Erasmus’un dostu Thomas More’u eğlendirmek için yazdığı ve ona adadığı bu ünlü eseri, kendini zeki sanan herkesi iğneleyici bir dille eleştirmekte ve alay etmektedir.
Felsefe ile gülmeyi de birleştiren bu kitabın eşsiz anlatımıyla zaman zaman kendinizi gülmekten alıkoyamayacaksınız.
Altını çizdiğim yerlerden bazıları şöyledir:
- Benim bir cilam ya da herhangi bir ikiyüzlülüğüm yok; ayrıca, kalbimde bulunmayan bir duygunun görüntüsüne alnımda da hiçbir zaman rastlanamaz.
- Doğum yerimi de bilmeyi isteyebilirsiniz; çünkü bugün, bir çocuğun ilk çığlığı attığı yerin, soy sop açısından önemli olduğunu düşünüyorlar.
- En güzel hayat, bilgeliğe hiç bulaşmamış hayattır.
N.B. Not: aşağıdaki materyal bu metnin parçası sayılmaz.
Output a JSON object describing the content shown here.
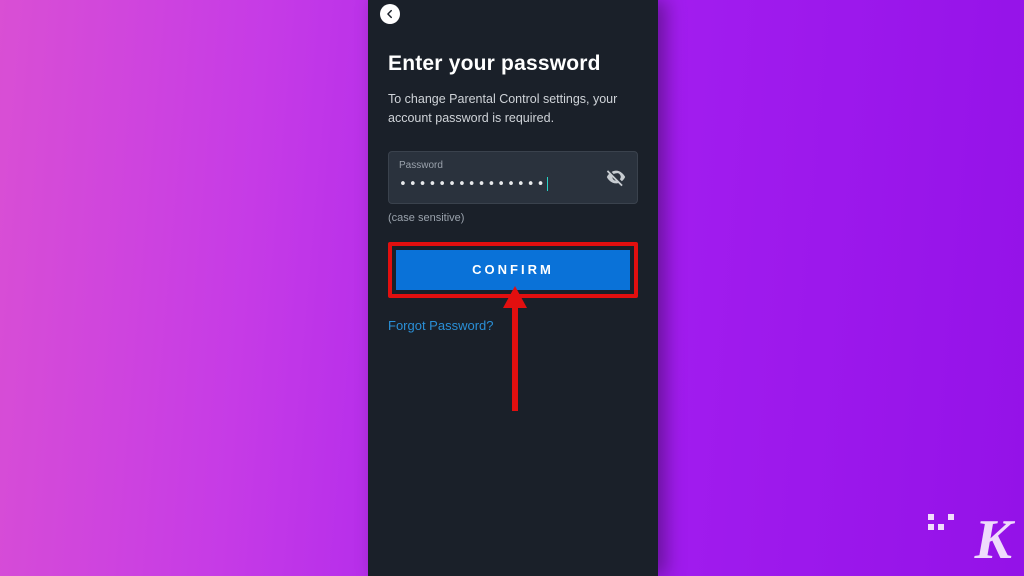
{
  "title": "Enter your password",
  "description": "To change Parental Control settings, your account password is required.",
  "password": {
    "label": "Password",
    "masked_value": "•••••••••••••••",
    "hint": "(case sensitive)"
  },
  "confirm_label": "CONFIRM",
  "forgot_label": "Forgot Password?",
  "watermark": "K",
  "colors": {
    "accent": "#0a72d8",
    "highlight": "#e20f0f",
    "link": "#2a8fd6"
  }
}
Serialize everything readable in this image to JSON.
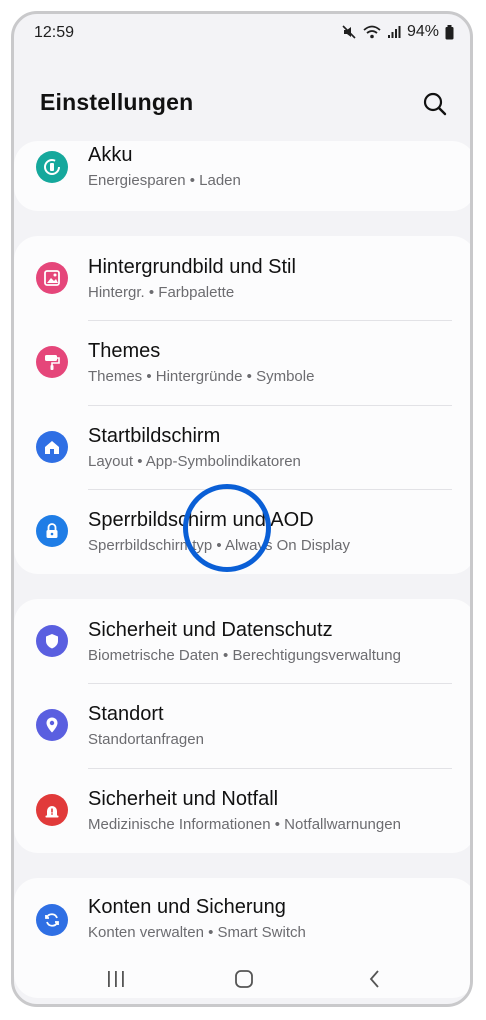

- Sadece delilik, gençliğin hızla geçişini ağırlaştırır ve sıkıcı yaşlılığı uzaklaştırır bizden.
- Maymun, erguvan sarındığında da maymundur.
- Kendinden nefret eden biri, bir başkasını sevebilir mi? Kendisiyle barışık olmazsa, başkalarıyla olabilir mi? Kendi varoluşuyla usanmış ve yorgun ise, bir topluluğa hoşluk getirebilir mi?
- İnsanoğlu kendini bilgeliğe ne kadar verirse, o kadar uzaklaşır mutluluktan.
- Günahlarınız, papazlara ödediğiniz parayla değil; günah korkusu, gözyaşları, uykusuz geceler, yalvarışlar, oruçlar ve diğer iyi eylemlerinizle affedilir.
- Elindeki pergelle, üç eğri çizebilmeyi başaran kendini Euclid sanır.
- Bazılarının yalnızca umudu vardır ve mutlu olmak için, gördükleri düşlerin yeteceğine inanırlar.
- Zamanımızın prenslerine bakın bir; yasadan anlamaz; halk düşmanı; kösnü budalası; özgürlükten, bilgiden ve gerçeklerden ödü kopan; memleketin yararını hiç düşünmeyen; nalıncı keseri gibi kendine yontan birini bulursunuz.
- Vergi toplama haklarını korumak için, ellerine geçirdikleri her tür silahla savaşmaları görülesi bir şeydir. Biçare halkı aldatıp kazandıklarının onda birinden fazlasını almak isterler ve kendilerine eski kitaplardan pay kapmaya çalışır nasıl da keskinleştirir gözlerini! Ama iş, topladıkları vergilerle halka nasıl hizmet etmeleri gerektiğini anlatan bölümlere geldiğinde, körleşir gözleri.
- Bilgilendiğiniz kadar, üzülür, öğrendikleriniz kadar mutsuz olursunuz.
- Bilge kederle, deli neşeyle doludur.
- Bildiğiniz gibi, kral saraylarında bilisizleri ve aptalları, zeki ve önemli kimselere yeğlerler.
- Grekler eskiden: belleği geniş olan iyi konuklardan nefret ederiz, derlerdi.
Erasmus, D. Deliliğe Övgü. İstanbul: Oda Yayınları.